|M.Sc Student||Militsin Ruslana|
|Subject||Tumor-derived microparticles from cells exposed to ionizing|
radiation inhibit anti-cancer immune response
|Department||Department of Medicine||Supervisor||PROF. Yuval Shaked|
|Full Thesis text|
One of the routes cancers use to progress is by evasion of the immune system. Immune checkpoints are used by tumor cells to escape the immune system, among those is the programmed death 1 (PD-1) and its ligand PD-L1. Ionizing radiation (IR) anti-cancer therapy is usually effective by damaging the DNA leading to cell apoptosis, and by activating specific immune cells which in turn promote anti-tumor activity. However, it has also been shown that IR may promote tumor re-growth through macrophages or T regulatory cells, therefore suggesting that IR effective treatment is mainly regulated by its anti-tumor and pro-tumor activities on the immune system.
Extracellular vesicles (EVs) are vesicles shed from cell membrane outer layer upon stress, carrying biologic active cargo that affects target cells. EVs were found in normal and also in pathological conditions including cancer. Tumor extracellular vesicles (TEVs) were shown to confer resistance to chemotherapy partially by contributing to immune evasion. In this thesis, we hypothesized that TEVs may affect immune responses following radiotherapy, and therefore could explain their possible involvement in immune evasion and tumor re-growth.

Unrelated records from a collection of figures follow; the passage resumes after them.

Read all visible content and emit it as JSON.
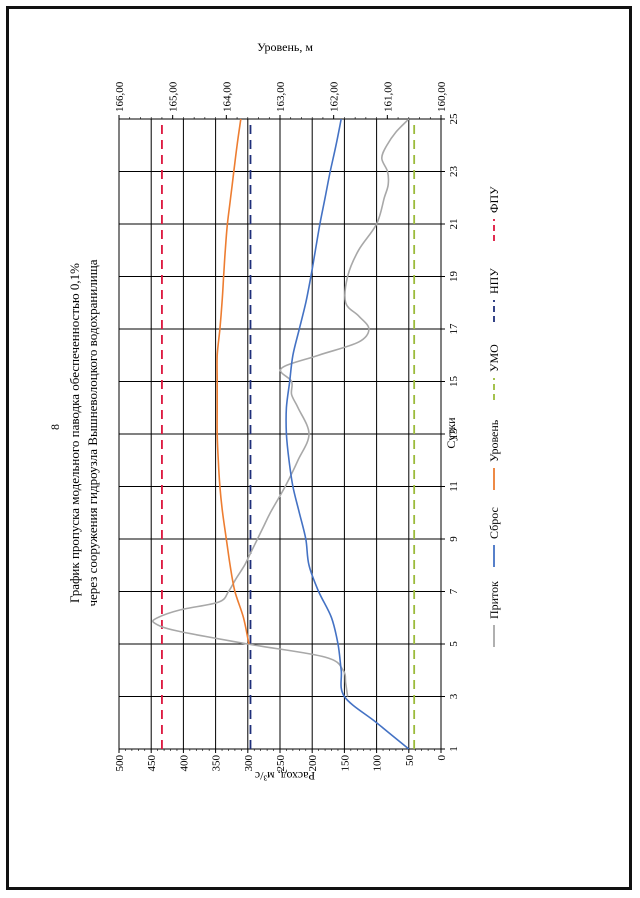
{
  "page_number": "8",
  "chart_data": {
    "type": "line",
    "title": "График пропуска модельного паводка обеспеченностью 0,1%",
    "subtitle": "через сооружения гидроузла Вышневолоцкого водохранилища",
    "xlabel": "Сутки",
    "ylabel": "Расход, м³/с",
    "y2label": "Уровень, м",
    "xlim": [
      1,
      25
    ],
    "ylim": [
      0,
      500
    ],
    "y2lim": [
      160,
      166
    ],
    "x_ticks": [
      "1",
      "3",
      "5",
      "7",
      "9",
      "11",
      "13",
      "15",
      "17",
      "19",
      "21",
      "23",
      "25"
    ],
    "y_ticks": [
      "0",
      "50",
      "100",
      "150",
      "200",
      "250",
      "300",
      "350",
      "400",
      "450",
      "500"
    ],
    "y2_ticks": [
      "160,00",
      "161,00",
      "162,00",
      "163,00",
      "164,00",
      "165,00",
      "166,00"
    ],
    "grid": true,
    "legend_position": "bottom",
    "colors": {
      "Приток": "#a8a8a8",
      "Сброс": "#4472c4",
      "Уровень": "#ed7d31",
      "УМО": "#9bbb3b",
      "НПУ": "#1f2f7a",
      "ФПУ": "#dc143c"
    },
    "series": [
      {
        "name": "Приток",
        "axis": "y",
        "style": "solid",
        "x": [
          3,
          3.5,
          4,
          4.5,
          5,
          5.5,
          5.8,
          6,
          6.3,
          6.6,
          7,
          7.5,
          8,
          8.5,
          9,
          9.5,
          10,
          11,
          12,
          13,
          14,
          14.5,
          15,
          15.5,
          16,
          16.5,
          17,
          17.5,
          18,
          19,
          20,
          21,
          22,
          22.5,
          23,
          23.5,
          24,
          24.5,
          25
        ],
        "y": [
          145,
          148,
          152,
          180,
          300,
          410,
          445,
          440,
          405,
          345,
          330,
          318,
          305,
          295,
          285,
          275,
          265,
          242,
          222,
          205,
          222,
          232,
          232,
          248,
          190,
          128,
          112,
          128,
          148,
          145,
          128,
          100,
          88,
          82,
          83,
          92,
          84,
          70,
          50
        ]
      },
      {
        "name": "Сброс",
        "axis": "y",
        "style": "solid",
        "x": [
          1,
          2,
          3,
          4,
          5,
          6,
          7,
          8,
          9,
          10,
          11,
          12,
          13,
          14,
          15,
          16,
          17,
          18,
          19,
          20,
          21,
          22,
          23,
          24,
          25
        ],
        "y": [
          50,
          100,
          150,
          155,
          160,
          170,
          190,
          205,
          210,
          220,
          230,
          236,
          240,
          240,
          235,
          230,
          220,
          210,
          202,
          195,
          188,
          180,
          172,
          163,
          155
        ]
      },
      {
        "name": "Уровень",
        "axis": "y2",
        "style": "solid",
        "x": [
          5,
          6,
          7,
          8,
          9,
          10,
          11,
          12,
          13,
          14,
          15,
          16,
          17,
          18,
          19,
          20,
          21,
          22,
          23,
          24,
          25
        ],
        "y": [
          163.58,
          163.68,
          163.84,
          163.93,
          164.0,
          164.07,
          164.12,
          164.15,
          164.17,
          164.17,
          164.17,
          164.17,
          164.12,
          164.08,
          164.05,
          164.02,
          163.98,
          163.92,
          163.86,
          163.8,
          163.73
        ]
      },
      {
        "name": "УМО",
        "axis": "y2",
        "style": "dashed",
        "x": [
          1,
          25
        ],
        "y": [
          160.5,
          160.5
        ]
      },
      {
        "name": "НПУ",
        "axis": "y2",
        "style": "dashed",
        "x": [
          1,
          25
        ],
        "y": [
          163.55,
          163.55
        ]
      },
      {
        "name": "ФПУ",
        "axis": "y2",
        "style": "dashed",
        "x": [
          1,
          25
        ],
        "y": [
          165.2,
          165.2
        ]
      }
    ]
  }
}
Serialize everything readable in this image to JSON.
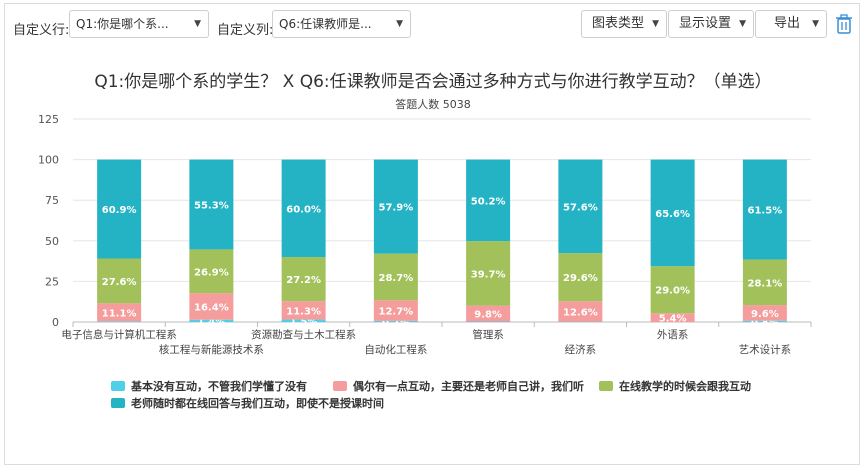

Here we showed that TEVs derived from irradiated tumor cells suppress T cell immune activity and thus may support tumor progression. We found that IR doses of 2Gy and 6Gy did not affect the number TEVs shed from 4T1 and EMT6 breast cancer cell lines. However, we found that PD-L1 expression on TEVs was induced by IR especially in the 2Gy dose. Such results were obtained in both mice and breast cancer patients. Furthermore, to test the ability of TEVs to regulate T lymphocytes activity, splenocytes of non-tumor bearing mice were co-cultured in presence or absence of TEVs. T cell activity was significantly reduced following exposure to TEVs from 2Gy irradiated cells, as indicated by measuring CD8? cells by flow cytometry and by reduced secretion of granzyme B detected by ELISA.
We next defined the effect of TEVs on tumor growth and T cell activity in vivo. Mice bearing breast cancer that were injected with TEVs from irradiated cells resulted in larger tumor size when the mice were injected with TEVs from 2Gy radiation dose. Moreover, a reduction in T cell activity was observed in the tumors, spleens, and peripheral blood after 2Gy TEVs administration. Based on these results we also tested the combined therapy of IR and immunotherapy in mice bearing breast tumors. Tumor growth was delayed following single treatment with IR or anti-PD1. However, the combined therapy was not resulted in enhanced anti-tumor response. Indeed, elevated T-cell activity was observed in mice treated with anti-PD-1 monotherapy, but not in combination with IR, suggesting that other effects are involved in the regulation of the immune system following IR therapy.
Our results suggest that TEVs are involved in the regulation of T lymphocytes activity through the expression of PD-L1 and thus may support tumor immune escape. The combination of IR and immunotherapy, however, may need further investigation, uncovering additional mechanisms to explain the benefit of inhibiting the immune system following IR therapy.